A parotid sialocele is a salivary cavity arising at the expense of a parotid duct. It is typically post-traumatic or iatrogenic after parotid surgery [
1]. The diagnosis is eminently clinical, using the physical examination and clinical history [
2]. Fine-needle aspiration confirms the diagnosis with a high level of amylase originating from the saliva. An imaging study, including high resolution ultrasonography, is considered helpful for identifying ductal injury, size, location of the cyst, and fistula formation. Sialography is also considered a mainstay for diagnosis and evaluation but may increase the pressure in the sialocele, causing rupture and fistula [
3]. Management for sialocele is diverse from conservative treatment to radical surgical modalities, and factors to be considered are time elapsed since injury, gland site affected, trauma mechanism, and experience of the surgeon [
4]. However, conservative management is usually given initially unless obvious ductal injury is suspected that necessitates surgical repair. The first-line methods include successive percutaneous aspirations, compress application, and parenteral nutrition to reduce autonomous salivary stimulation.

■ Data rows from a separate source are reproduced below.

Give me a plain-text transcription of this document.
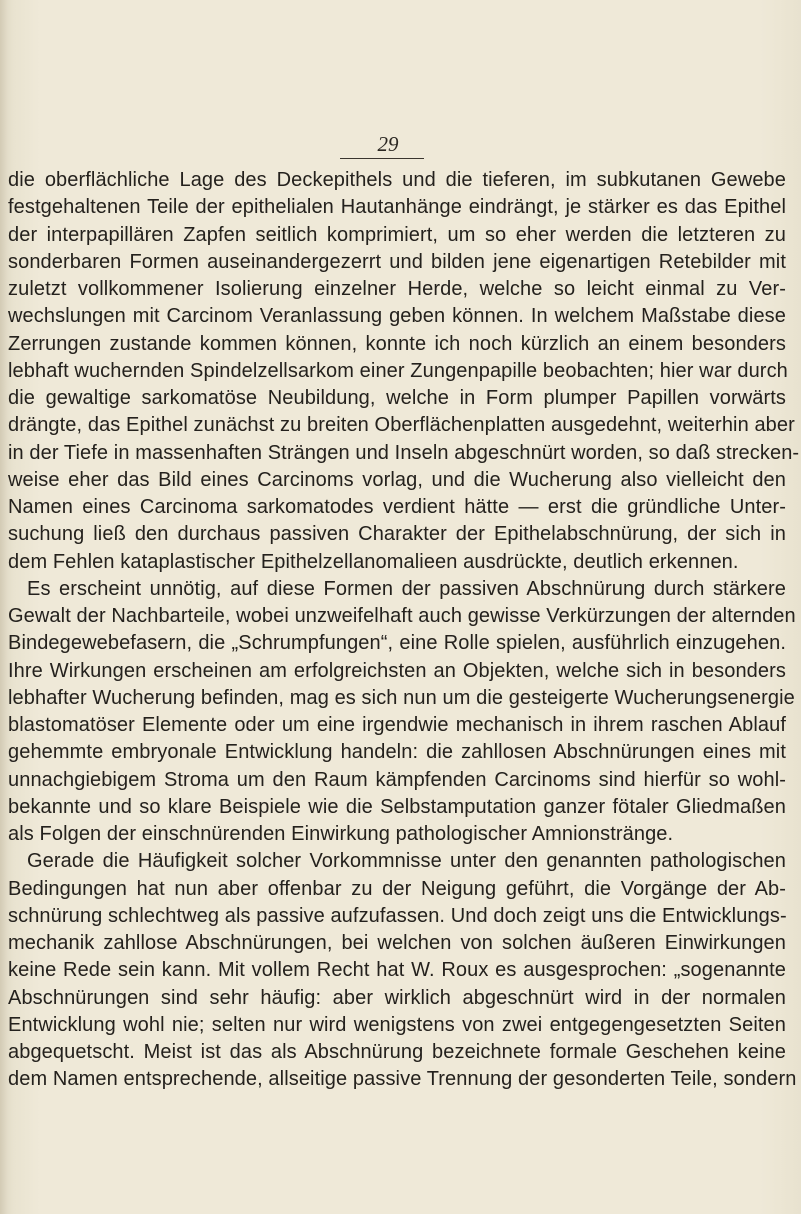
29
die oberflächliche Lage des Deckepithels und die tieferen, im subkutanen Gewebe
festgehaltenen Teile der epithelialen Hautanhänge eindrängt, je stärker es das Epithel
der interpapillären Zapfen seitlich komprimiert, um so eher werden die letzteren zu
sonderbaren Formen auseinandergezerrt und bilden jene eigenartigen Retebilder mit
zuletzt vollkommener Isolierung einzelner Herde, welche so leicht einmal zu Ver-
wechslungen mit Carcinom Veranlassung geben können. In welchem Maßstabe diese
Zerrungen zustande kommen können, konnte ich noch kürzlich an einem besonders
lebhaft wuchernden Spindelzellsarkom einer Zungenpapille beobachten; hier war durch
die gewaltige sarkomatöse Neubildung, welche in Form plumper Papillen vorwärts
drängte, das Epithel zunächst zu breiten Oberflächenplatten ausgedehnt, weiterhin aber
in der Tiefe in massenhaften Strängen und Inseln abgeschnürt worden, so daß strecken-
weise eher das Bild eines Carcinoms vorlag, und die Wucherung also vielleicht den
Namen eines Carcinoma sarkomatodes verdient hätte — erst die gründliche Unter-
suchung ließ den durchaus passiven Charakter der Epithelabschnürung, der sich in
dem Fehlen kataplastischer Epithelzellanomalieen ausdrückte, deutlich erkennen.
Es erscheint unnötig, auf diese Formen der passiven Abschnürung durch stärkere
Gewalt der Nachbarteile, wobei unzweifelhaft auch gewisse Verkürzungen der alternden
Bindegewebefasern, die „Schrumpfungen“, eine Rolle spielen, ausführlich einzugehen.
Ihre Wirkungen erscheinen am erfolgreichsten an Objekten, welche sich in besonders
lebhafter Wucherung befinden, mag es sich nun um die gesteigerte Wucherungsenergie
blastomatöser Elemente oder um eine irgendwie mechanisch in ihrem raschen Ablauf
gehemmte embryonale Entwicklung handeln: die zahllosen Abschnürungen eines mit
unnachgiebigem Stroma um den Raum kämpfenden Carcinoms sind hierfür so wohl-
bekannte und so klare Beispiele wie die Selbstamputation ganzer fötaler Gliedmaßen
als Folgen der einschnürenden Einwirkung pathologischer Amnionstränge.
Gerade die Häufigkeit solcher Vorkommnisse unter den genannten pathologischen
Bedingungen hat nun aber offenbar zu der Neigung geführt, die Vorgänge der Ab-
schnürung schlechtweg als passive aufzufassen. Und doch zeigt uns die Entwicklungs-
mechanik zahllose Abschnürungen, bei welchen von solchen äußeren Einwirkungen
keine Rede sein kann. Mit vollem Recht hat W. Roux es ausgesprochen: „sogenannte
Abschnürungen sind sehr häufig: aber wirklich abgeschnürt wird in der normalen
Entwicklung wohl nie; selten nur wird wenigstens von zwei entgegengesetzten Seiten
abgequetscht. Meist ist das als Abschnürung bezeichnete formale Geschehen keine
dem Namen entsprechende, allseitige passive Trennung der gesonderten Teile, sondern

Antisialogogue medications including anticholinergic agents are also administered to inhibit the action of acetylcholine at the postganglionic nerve endings of the parasympathetic nervous system. However, side effects can included xerostomy, constipation, photophobia, tachycardia, and urinary retention [
5]. When conventional conservative management fails, BTX is considered. BTX blocks acetylcholine release, thereby inhibiting neurotransmission at the secremotor parasympathetic autonomic nerve ending responsible for salivation [
6]. Marchese Ragona et al. [
7] and Vargas et al. [
8] have also reported the use of BTX in treating parotid sialocele resistant to conventional modes of treatment. They have asserted that BTX is highly effective and non-invasive for this condition. However, considering the complicated anatomy of the parotid region, consisting of facial nerves and vessels, blind injection of BTX can be hazardous and burdensome, especially for unexperienced physicians. Real-time ultrasonographic assistance can be utilized to evaluate the exact location and depth of the injection to stay within the superficial parotid gland in order to avoid post-injection facial nerve paralysis or vessel damage. Our patient also showed no sign of facial nerve damage. Dessy et al.[
9] reported BTX injection for treating parotid fistula after face-lift surgery. Considering the 18,938 face-lift procedures performed in South Korea in 2014, the incidence of sialocele or sialo-cutaneous fistula could be considerable, and physicians should be able to utilize effective methods of botulinum injection when confronting resistant sialocele cases. Numerous studies have reported the use of BTX injection for sialo-cutaneous fistula and sialocele, but a consensus on the exact location, amount, and approach site to prevent facial nerve damage has not been established because of the complexity of the parotid anatomy. To the best of our knowledge, we herein present the first case of ultrasonographically guided injection of BTX for sialocele treatment. We were able to guarantee an easier and safer approach to the parotid gland by use the imaging guidance. For sialocele cases resistant to conventional modes of treatment, BTX A injection can be a valuable option and ultrasonographic guidance enables more precisely locating the gland and safer injection without complications.